Tra i più grandi maestri della fotografia mondiale e co-fondatore della prestigiosa agenzia
americana Magnum, Henri Cartier-Bresson (Chanteloup-en-Brie 1908-Montjustin
2004) passò per la Basilicata una prima volta
nel 1952 e vi ritornò venti anni dopo.
Ad invogliare il fotografo
francese ad attraversare i territori lucani fu, probabilmente lo scrittore e amico Carlo Levi e, naturalmente,
quella sua illimitata curiosità ad
accostare con lo sguardo i posti più
impensabili e nascosti del mondo.
Gli scatti lucani di Bresson
sono esposti da oggi e fino al 16 luglio
alla Sala Buzzati della Fondazione del Corriere della Sera in una mostra curata dal critico d’arte
Vincenzo Trione ed inserita nel cartellone
della sedicesima edizione della “Milanesiana”, il contenitore di cinema,
teatro, arte, letteratura, danza, scienza
ideato e curato da Elisabetta Sgarbi.
Il Cartier-Bresson che scatta in terra di Basilicata non è
diverso dal solito Cartier-Bresson spinto nel fermare sulla pellicola quell’incessante movimento della vita dotato
della forza di produrre forme plastiche cariche di emozioni. Lo sguardo del
fotografo francese si posa con
naturalezza, senza cercare risultati estetici, su una “terra dell’Italia
ritrovata”.
Osservando le foto delle
processioni dei piccoli centri, dei
paesaggi lunari dei calanchi e della murgia materana, dell’anziana signora che
torna dalla campagna con l’asino, dei bambini e delle donne in costume
tradizionale è chiaro ripensare alla Lucania, terra del dolore e
dell’arretratezza, conosciuta dagli
studi etno-antropologici realizzati negli anni cinquanta da Ernesto De Martino
e Diego Carpitella.
Ma lo sguardo di Bresson non subisce alcun condizionamento di
sorta, già nel viaggio successivo del 1972 svela genti e luoghi che vanno evolvendosi per lasciarsi dietro tutto quel corollario di arcaismi. Così
il “fotografo-arciere” si fa testimone dei mutamenti in corso nella società contadina
lucana e ferma sulla pellicola le tracce di una società consumistica che sta spingendo per omologare ogni costume e humus culturale.
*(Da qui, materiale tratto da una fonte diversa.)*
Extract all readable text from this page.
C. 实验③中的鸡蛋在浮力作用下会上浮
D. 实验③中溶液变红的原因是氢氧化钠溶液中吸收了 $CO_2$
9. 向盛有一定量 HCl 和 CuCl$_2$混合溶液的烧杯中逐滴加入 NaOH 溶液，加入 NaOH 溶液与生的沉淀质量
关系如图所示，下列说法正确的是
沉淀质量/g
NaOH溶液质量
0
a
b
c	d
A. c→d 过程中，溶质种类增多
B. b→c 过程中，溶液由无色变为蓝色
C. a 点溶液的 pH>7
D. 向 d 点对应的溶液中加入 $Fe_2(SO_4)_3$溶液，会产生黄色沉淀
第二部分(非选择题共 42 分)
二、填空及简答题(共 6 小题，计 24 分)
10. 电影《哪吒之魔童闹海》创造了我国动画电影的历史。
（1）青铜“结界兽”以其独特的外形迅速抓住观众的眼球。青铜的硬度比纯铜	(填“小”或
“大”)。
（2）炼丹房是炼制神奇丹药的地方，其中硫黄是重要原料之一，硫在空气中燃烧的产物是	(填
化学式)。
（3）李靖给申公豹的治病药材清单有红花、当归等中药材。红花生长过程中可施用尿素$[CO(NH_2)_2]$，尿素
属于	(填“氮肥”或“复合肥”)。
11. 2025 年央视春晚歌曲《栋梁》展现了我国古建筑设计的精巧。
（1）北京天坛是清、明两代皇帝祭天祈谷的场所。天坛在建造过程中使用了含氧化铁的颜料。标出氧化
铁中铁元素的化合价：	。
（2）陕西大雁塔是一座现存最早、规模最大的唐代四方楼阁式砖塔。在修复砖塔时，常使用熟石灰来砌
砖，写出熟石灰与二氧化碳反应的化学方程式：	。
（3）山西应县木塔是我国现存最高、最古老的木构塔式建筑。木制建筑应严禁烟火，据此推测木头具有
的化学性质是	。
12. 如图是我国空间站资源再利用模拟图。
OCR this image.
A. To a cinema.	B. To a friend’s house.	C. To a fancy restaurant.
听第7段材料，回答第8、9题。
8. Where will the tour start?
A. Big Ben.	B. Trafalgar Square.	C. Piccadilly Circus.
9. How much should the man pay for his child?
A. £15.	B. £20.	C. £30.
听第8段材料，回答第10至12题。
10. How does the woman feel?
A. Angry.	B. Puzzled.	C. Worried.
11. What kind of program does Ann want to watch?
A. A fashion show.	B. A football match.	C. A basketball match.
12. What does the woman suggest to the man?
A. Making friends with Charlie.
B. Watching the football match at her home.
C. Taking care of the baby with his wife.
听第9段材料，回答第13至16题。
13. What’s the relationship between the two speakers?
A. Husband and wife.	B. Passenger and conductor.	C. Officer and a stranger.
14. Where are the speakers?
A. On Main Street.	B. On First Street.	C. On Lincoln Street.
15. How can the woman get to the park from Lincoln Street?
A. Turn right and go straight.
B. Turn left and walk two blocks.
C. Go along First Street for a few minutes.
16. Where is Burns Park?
Henri-Cartier-Bresson anche
con i tour in Lucania non intendeva realizzare alcun reportage, piuttosto
penetrare nel cuore vivo della gente e dei luoghi, “catturare momenti densi di
realtà e tenere insieme delle forme”. Ancora una volta ogni clic della sua inseparabile Leica è un
momento per rubare un’immagine unica, la quale non si limita a far vedere
qualcosa, ma consegna sempre una breve trama per pensare.